Eventually, they managed to identify one of the Shadowcrew's top site administrators, arresting him in secret. With surprisingly little coercion, Peretti said, the admin gave investigators access to the site, allowing them to get the goods on the entire network.

"In the end," Peretti said, "we were running the site, so we were collecting all the data on who was buying and who was selling for a good six months."

In total, 100 PCs were seized and 28 people arrested, 21 scattered across the U.S. and seven others in Europe and Russia. Peretti said the individuals are likely responsible for at least $5 million in fraud, with some facing up to 3-5 years on credit card, identification and Internet fraud charges.

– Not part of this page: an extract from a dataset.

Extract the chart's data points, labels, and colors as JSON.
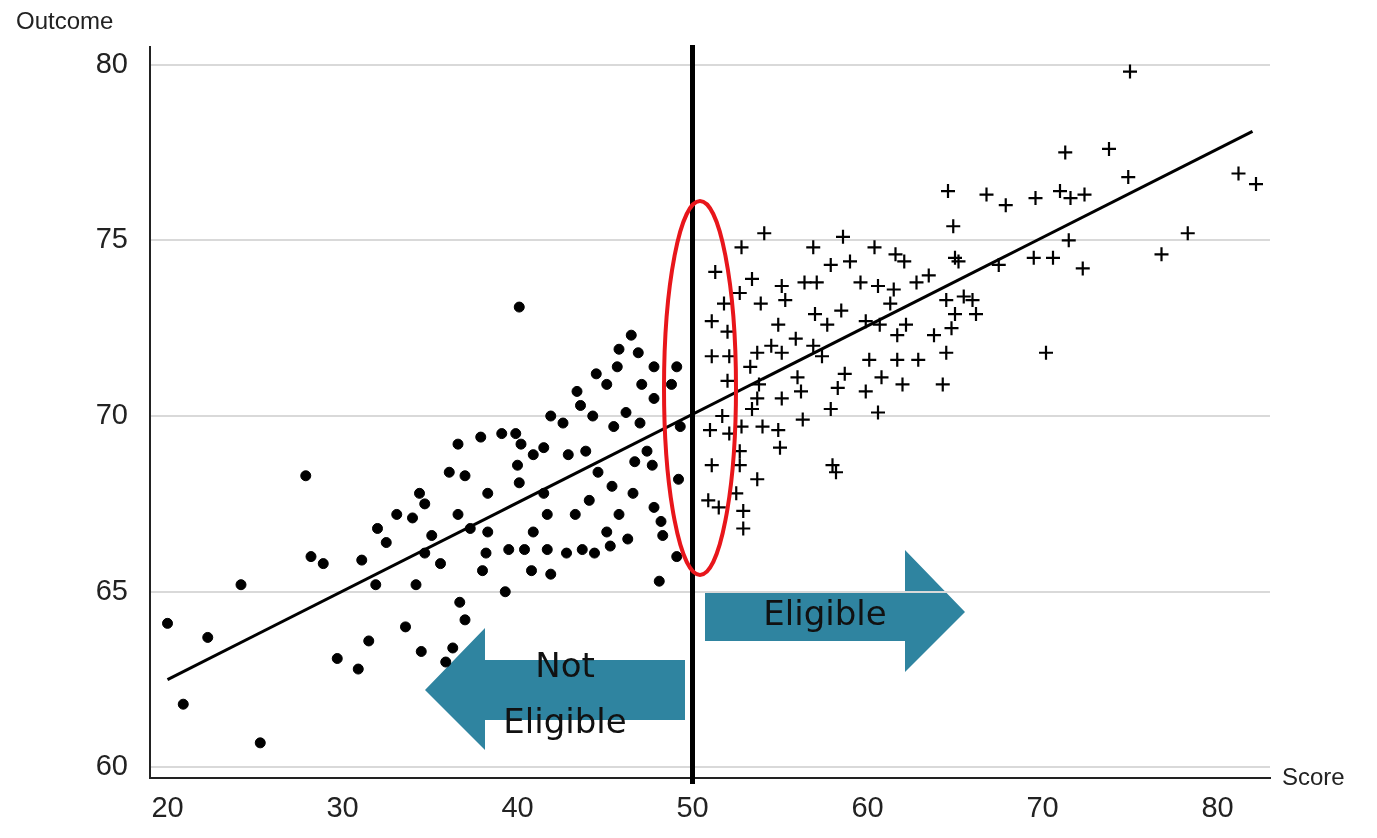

This week six of the suspects pleaded guilty to conspiracy to commit fraud, and will be sentenced early next year.

But more importantly, she said, Operation Firewall has served as a huge deterrent because investigators obliterated Shadowcrew's trusted network of thieves.

"Everyone else pulled back," Peretti said, "because we arrested and worked with someone who was a top-level member of this organization. So now they're much more untrusting."

And even more busts may be in the works. Peretti said that in addition to her Washington-based group, there are now one or two attorneys focusing on cybercrime in each of the DoJ's more than three dozen local offices throughout the nation.

"The message we want to send to the online criminals out there was 'you guys aren't invincible,'" Peretti said.